Post by I Have Questions »

MG 2.0 wrote:
Fri May 23, 2025 2:24 am
I find the arguments for God appealing and useful as I live a life also based on my own experience and thought processes. I realize others are going to see things differently because of their own life experience and thought processes.

That's why some people believe and others don't. It's a equation with various inputs with some inputs being given a lower value by disbelievers while at the same time being given a higher/weightier value by believers. And visa versa.

Regards,
MG
That’s not why some people believe and others don’t. Not all inputs are of equal value. For example, you claiming to have a pink unicorn in your garage is not of equal value as you opening up your garage and allowing passers by to see and photograph the pink unicorn.

You might place equal value on those two inputs, but that’s just confirmation bias at work. You start with a belief in God (for whatever reason - fear of death, childhood conditioning, a way of processing the guilt from a lucky escape etc) and then seek inputs, no matter the veracity, that seem to confirm what you already want to believe. Any input that contradicts what you want to believe, no matter the veracity, you dismiss out of hand.

You also dismiss out of hand any and all inputs from sources you think don’t have the intention of confirming what you want to believe. No matter how strong and qualified that source is. And you will place significantly higher value on an input from a source you think is friendly to your starting point of view, regardless of their credibility.

You are exhibit A for confirmation bias.

Others don’t believe in God because they’ve objectively weighed up the balance of evidence from across a variety of qualified sources.
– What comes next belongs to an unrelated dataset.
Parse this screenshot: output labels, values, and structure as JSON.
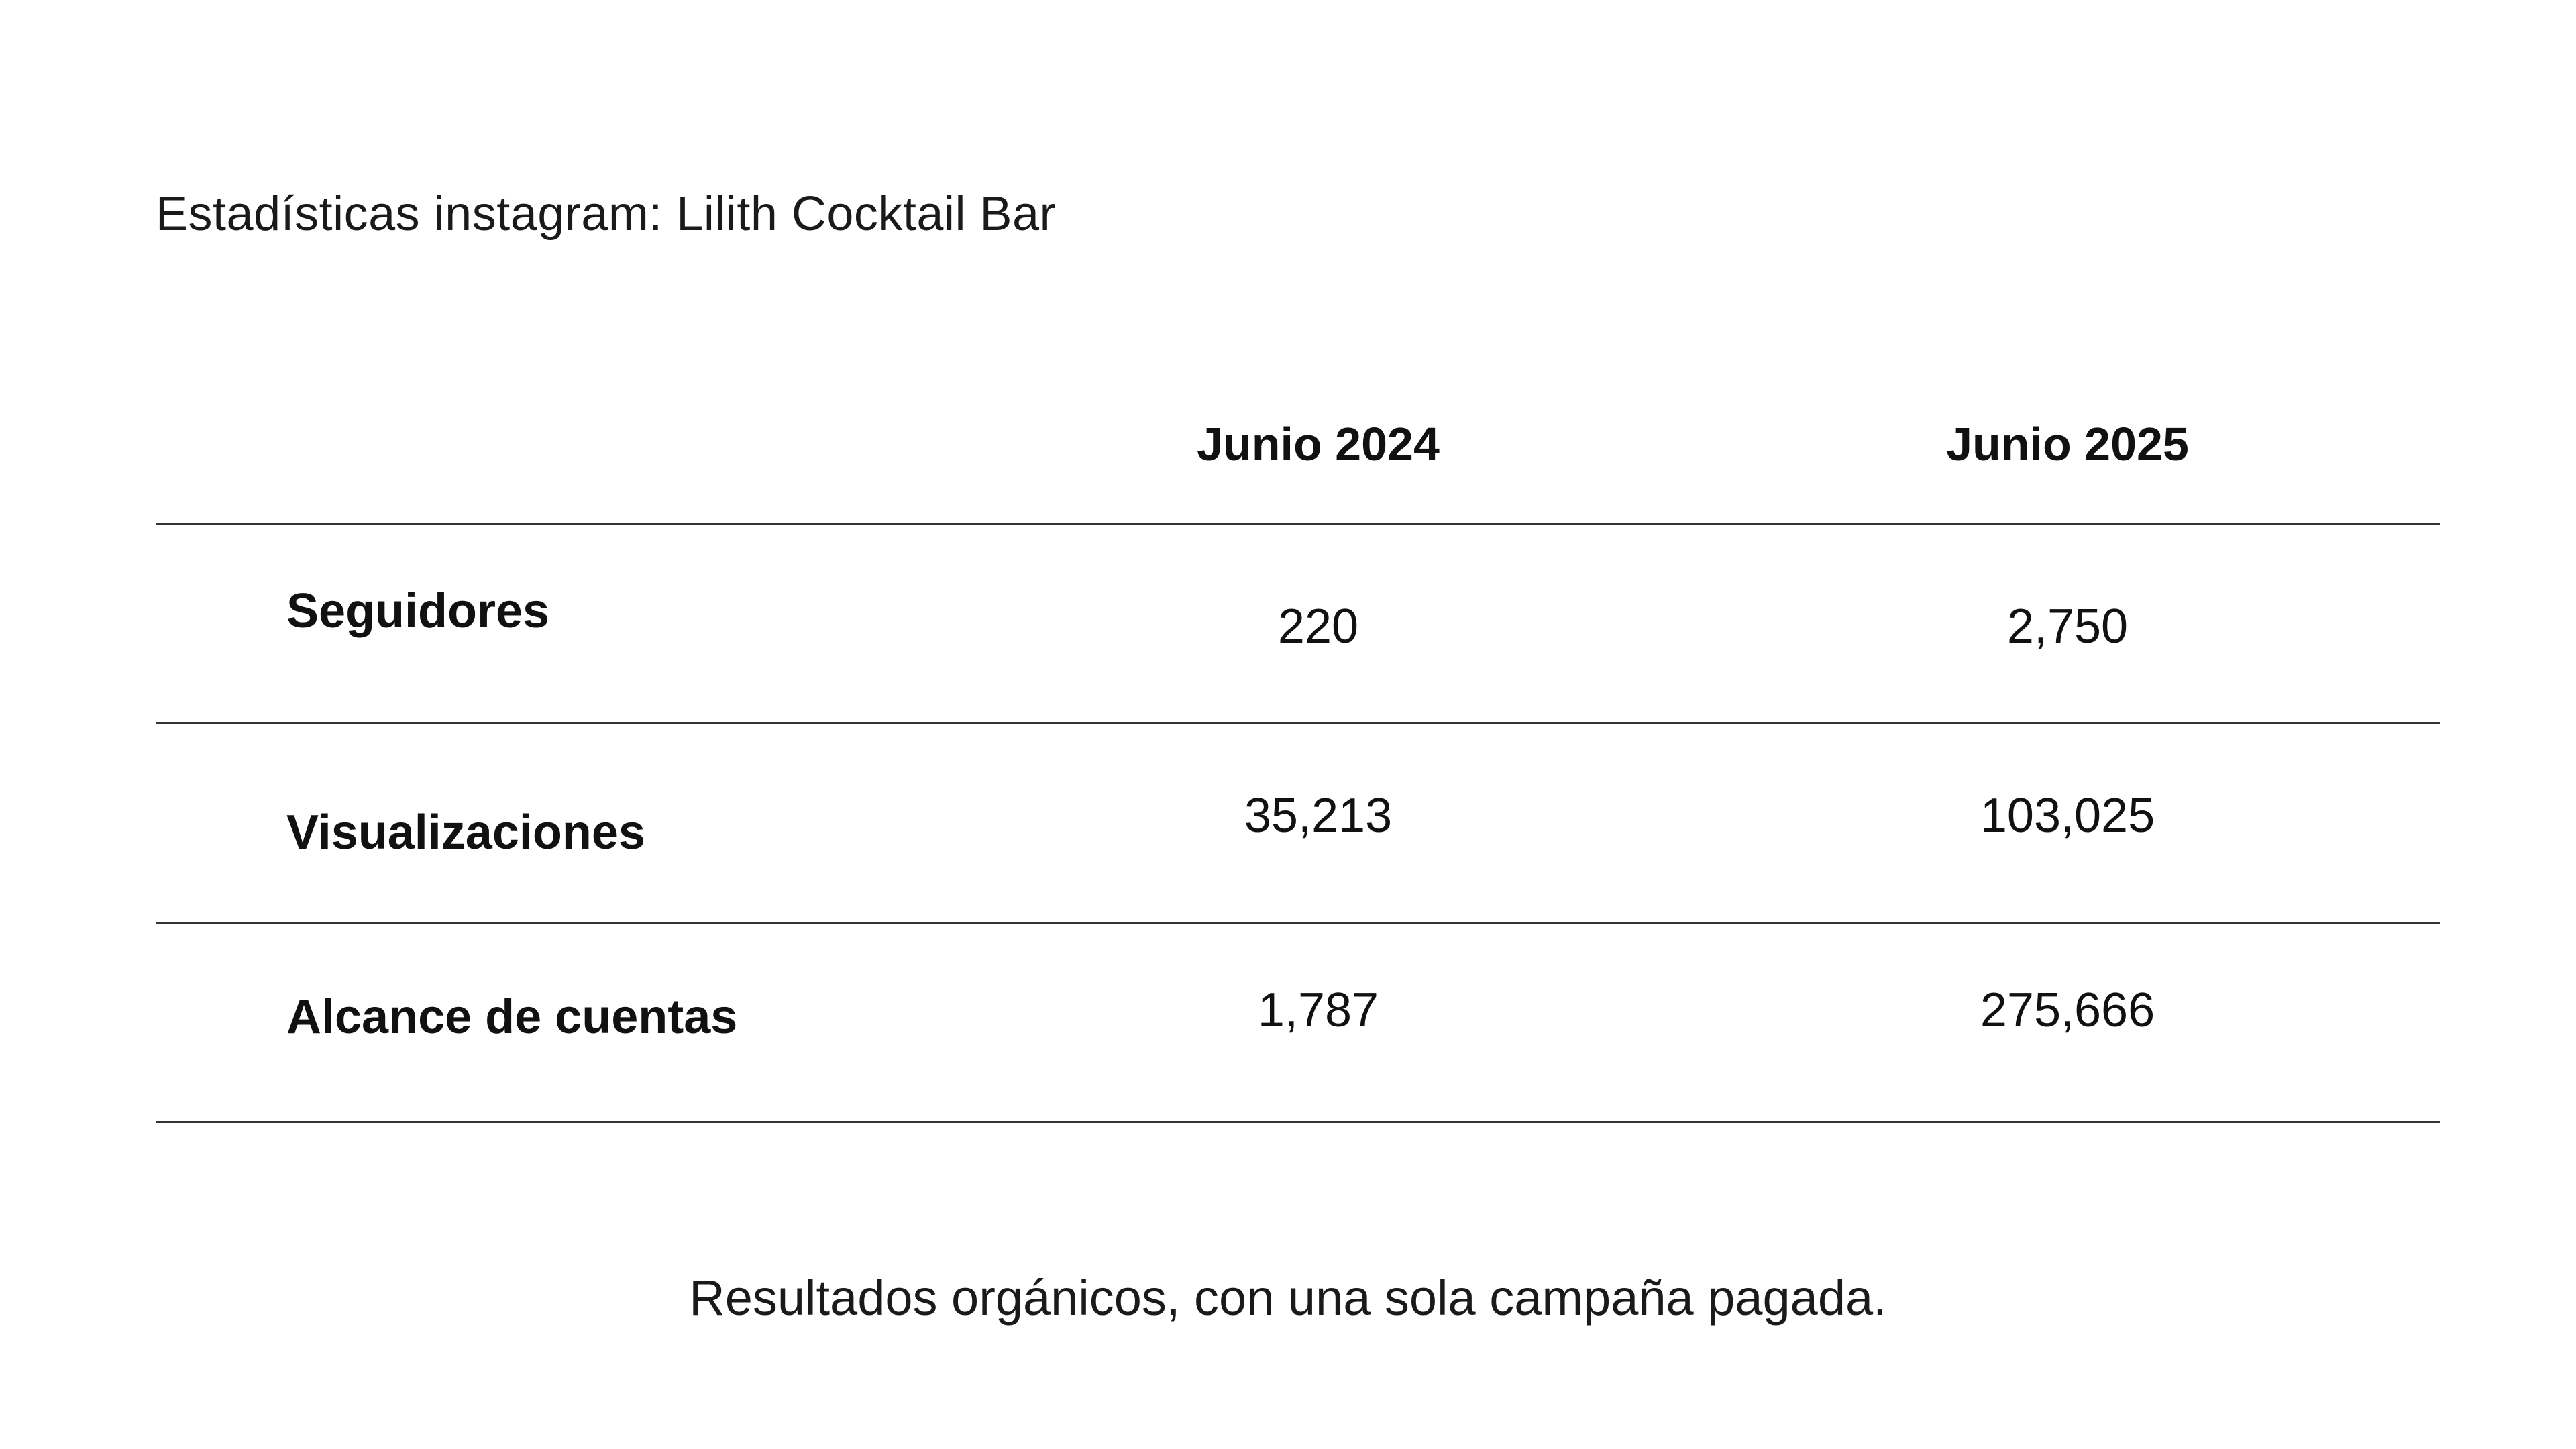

Also, you don’t believe in many variants of what people describe as “God”. You’re a disbeliever in them. If you believed in the idea of God, you’d believe in all the variations of that idea. Why, for example, do you dismiss the Hellenic deities (Gods) in favour of the God of Mormonism, other than because it’s simply what you’ve been brought up with?
Premise 1. Eyewitness testimony is notoriously unreliable.
Premise 2. The best evidence for the Book of Mormon is eyewitness testimony.
Conclusion. Therefore, the best evidence for the Book of Mormon is notoriously unreliable.